Opinion: Downtown fixture says all major changes in laws the result of protest, but destruction dilutes messages

Alice and Burt Saidel

Alice and Burt Saidel

(NOTE: This guest column appeared on the Dayton Daily News’ Ideas and Voices page Sunday, June 14, 2020. Community Impact Editor Amelia Robinson asked a diverse group of people with ties to the Dayton area about the impact of protests. Columns from other participants are linked throughout this piece.)

My heart is too full to speak.

Whomever said that adage first, I do not know. I say it often but in this case, at this time, in this situation, truly, my heart is truly too full not to speak.

 

Another unspeakable torture and murder of a black man by a white person, a police officer, has polarized the nation.

It followed the pursuit and shooting of another black youth who was murdered by truck-driving pursuers. The altercation that ensued was handled in the manner that affrights our senses, a murder by a bullet. There are others and that litany need not be listed but must be felt.

The result — pent-up anger and protest. All completely justified. All justified and necessary. The message of that is this nation can no longer permit, or fail to change, these cursed racial responses that make us look the other way at obvious injurious actions.

I know men, of mature ages and civic and professional standing, who have been profiled by officers, hotel clerks, sales persons and myriads of others because their skin, their social passport, is of color. I know from those who are my friends how they feel when this happens. Some also admit that they feel that way even in the possibility of such a meeting.

I condemn these actions and the inbred, or learned, feelings that have created them. As a Jew, a proud Jew, such discrimination has existed for centuries. To my experience, nearly all of this person-to-person prejudice is gone.

We have come far but have not totally escaped anti-Semitism. Unfortunately there are increasing, here and abroad, overt attacks of anti-Semitism. Synagogues have been damaged, people have been injured or even killed.

There is a glaring difference. I can leave my home, or my office, without the shadow of racial hatred and suspicion following me. My friends of color admit to those feelings and fears are resident in their personae. I am inspired and guided by the phrase of Schiller’s poetic ode that is immortalized in Beethoven’s Choral Ninth symphony.

"Alle Menschen werden Brüder, Wo dein sanfter Flügel weilt." All men become brothers where thy soft wings enfold. My every third breath sends that message into my soul.

Now, I announce that I do have a deep-seated prejudice. I have rejected violence, property destruction, injury to life or limb as valid protest. There is no message in those heinous acts that decry goals to reconcile, correct, ameliorate, any hateful situation or matter.

The protests that have occurred throughout the nation and nearly around the globe are the more uplifting chapter in this story of pain and suffering. Protesting is not only the right of all of us, citizens of a free country, it can become our duty.

I have heard from wise persons for more than a generation that, in the U.S., all major changes in our laws and mores have been the result of protest.

The Boston Tea Party is a wonderful case in point.
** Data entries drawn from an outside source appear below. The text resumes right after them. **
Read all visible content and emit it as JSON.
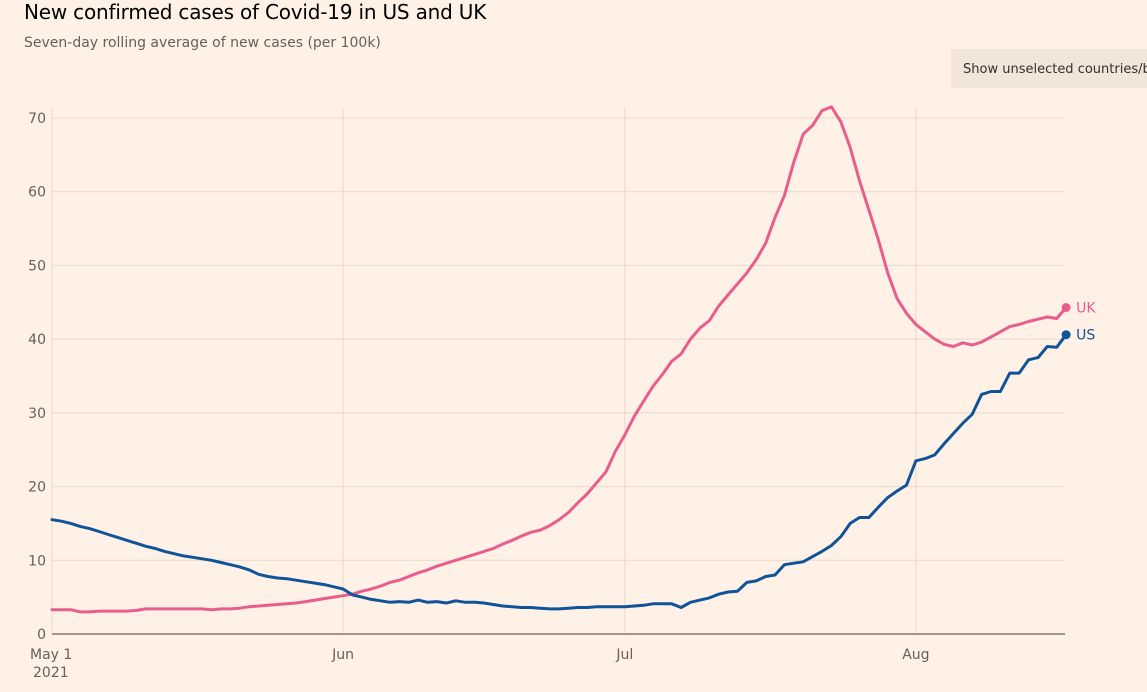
{
  "header": {
    "title": "New confirmed cases of Covid-19 in US and UK",
    "subtitle": "Seven-day rolling average of new cases (per 100k)",
    "toggle_label": "Show unselected countries/blocs"
  },
  "chart_data": {
    "type": "line",
    "title": "New confirmed cases of Covid-19 in US and UK",
    "subtitle": "Seven-day rolling average of new cases (per 100k)",
    "xlabel": "",
    "ylabel": "",
    "ylim": [
      0,
      70
    ],
    "yticks": [
      0,
      10,
      20,
      30,
      40,
      50,
      60,
      70
    ],
    "ytick_labels": [
      "0",
      "10",
      "20",
      "30",
      "40",
      "50",
      "60",
      "70"
    ],
    "x_start": "2021-05-01",
    "x_days": 107,
    "xticks": [
      {
        "day": 0,
        "label": "May 1",
        "sublabel": "2021"
      },
      {
        "day": 31,
        "label": "Jun",
        "sublabel": ""
      },
      {
        "day": 61,
        "label": "Jul",
        "sublabel": ""
      },
      {
        "day": 92,
        "label": "Aug",
        "sublabel": ""
      }
    ],
    "grid": true,
    "legend": "end-of-line labels",
    "series": [
      {
        "name": "UK",
        "label": "UK",
        "color": "#e95d8c",
        "values": [
          3.3,
          3.3,
          3.3,
          3.0,
          3.0,
          3.1,
          3.1,
          3.1,
          3.1,
          3.2,
          3.4,
          3.4,
          3.4,
          3.4,
          3.4,
          3.4,
          3.4,
          3.3,
          3.4,
          3.4,
          3.5,
          3.7,
          3.8,
          3.9,
          4.0,
          4.1,
          4.2,
          4.4,
          4.6,
          4.8,
          5.0,
          5.2,
          5.4,
          5.8,
          6.1,
          6.5,
          7.0,
          7.3,
          7.8,
          8.3,
          8.7,
          9.2,
          9.6,
          10.0,
          10.4,
          10.8,
          11.2,
          11.6,
          12.2,
          12.7,
          13.3,
          13.8,
          14.1,
          14.7,
          15.5,
          16.5,
          17.8,
          19.0,
          20.5,
          22.0,
          24.8,
          27.0,
          29.5,
          31.6,
          33.6,
          35.2,
          37.0,
          38.0,
          40.0,
          41.5,
          42.5,
          44.5,
          46.0,
          47.5,
          49.0,
          50.8,
          53.0,
          56.5,
          59.5,
          64.0,
          67.8,
          69.0,
          71.0,
          71.5,
          69.5,
          66.0,
          61.5,
          57.5,
          53.5,
          49.0,
          45.5,
          43.5,
          42.0,
          41.0,
          40.0,
          39.3,
          39.0,
          39.5,
          39.2,
          39.6,
          40.3,
          41.0,
          41.7,
          42.0,
          42.4,
          42.7,
          43.0,
          42.8,
          44.3
        ],
        "end_value": 44.3
      },
      {
        "name": "US",
        "label": "US",
        "color": "#0f5499",
        "values": [
          15.5,
          15.3,
          15.0,
          14.6,
          14.3,
          13.9,
          13.5,
          13.1,
          12.7,
          12.3,
          11.9,
          11.6,
          11.2,
          10.9,
          10.6,
          10.4,
          10.2,
          10.0,
          9.7,
          9.4,
          9.1,
          8.7,
          8.1,
          7.8,
          7.6,
          7.5,
          7.3,
          7.1,
          6.9,
          6.7,
          6.4,
          6.1,
          5.3,
          5.0,
          4.7,
          4.5,
          4.3,
          4.4,
          4.3,
          4.6,
          4.3,
          4.4,
          4.2,
          4.5,
          4.3,
          4.3,
          4.2,
          4.0,
          3.8,
          3.7,
          3.6,
          3.6,
          3.5,
          3.4,
          3.4,
          3.5,
          3.6,
          3.6,
          3.7,
          3.7,
          3.7,
          3.7,
          3.8,
          3.9,
          4.1,
          4.1,
          4.1,
          3.6,
          4.3,
          4.6,
          4.9,
          5.4,
          5.7,
          5.8,
          7.0,
          7.2,
          7.8,
          8.0,
          9.4,
          9.6,
          9.8,
          10.5,
          11.2,
          12.0,
          13.2,
          15.0,
          15.8,
          15.8,
          17.2,
          18.5,
          19.4,
          20.2,
          23.5,
          23.8,
          24.3,
          25.8,
          27.2,
          28.6,
          29.8,
          32.5,
          32.9,
          32.9,
          35.4,
          35.4,
          37.2,
          37.5,
          39.0,
          38.9,
          40.6
        ]
      }
    ]
  }
}
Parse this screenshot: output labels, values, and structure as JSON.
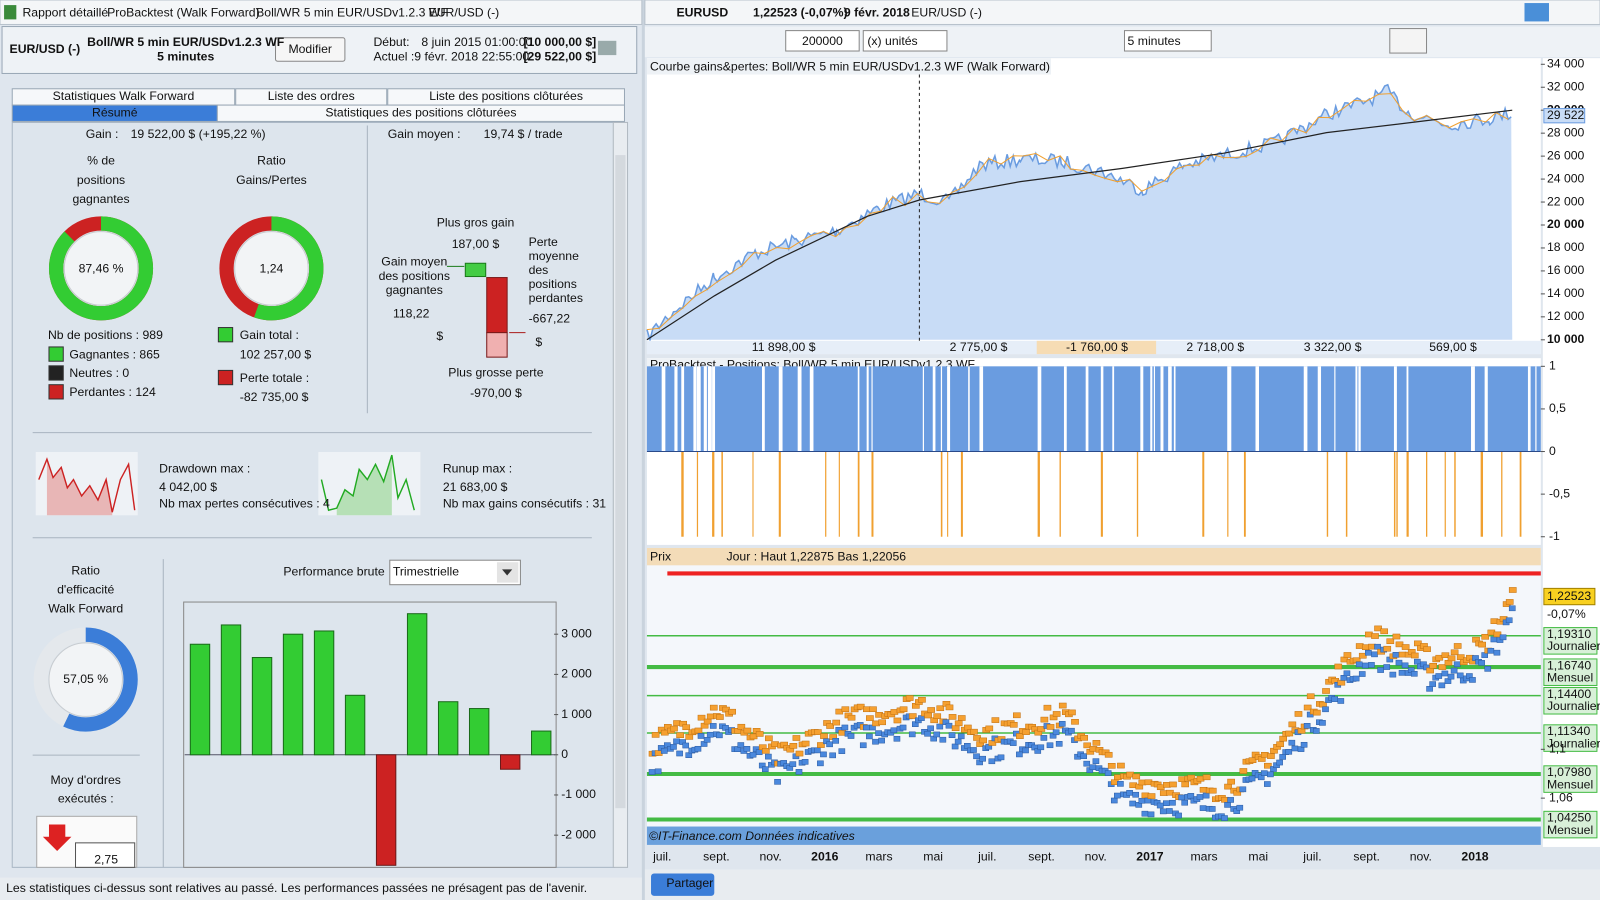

I heartily support these peaceful exercises. During the activity here in Dayton, all I observed from my vantage point of a downtown resident, was peaceful and passionate. I did miss the riot aspects which occurred to my utter disappointment.

What is obvious is that there are elements that use protests as a screen for performing those destructive acts. What are the sources of such hateful programs? I have suspicions. I know that they are not within the party politic of this great nation. They are stirrers up of strife. Cabals that hate governments, societies, religions dedicated to peace and understanding

We hear many words of protest. Pleas for justice. Prayers for surcease from the sorrows of racial injustice, of all injustices. Many of them come from our caring and wonderful civic leaders in words and acts that inspire. Many are from those in the streets.

Their words with special sincere elegance, stem from the experience, the suffering, the pain. In those voices, songs, prayers there is not a single sound of broken glass. Breaking windows, destroying cars by blows or fire, spraying paint on buildings, these are acts of hate. To protest hate, to counteract hate, to heal the results of hate, are what these protesters, under protection of the law, with the support and sympathy of the populace, gather in Dayton and around the country. Why should they destroy their needed, their welcome messages, with acts of hate?

It makes no sense. It has no justification. It dilutes and even destroys the much needed and welcome messages longing for tolerance, understanding and peace. “Let there be peace on earth and let it begin with me.” That phrase has the sound of music. Can you hear any breaking glass in it?


Dr. Burton Saidel, a retired dentist and downtown resident, is a fixture in Dayton’s art scene.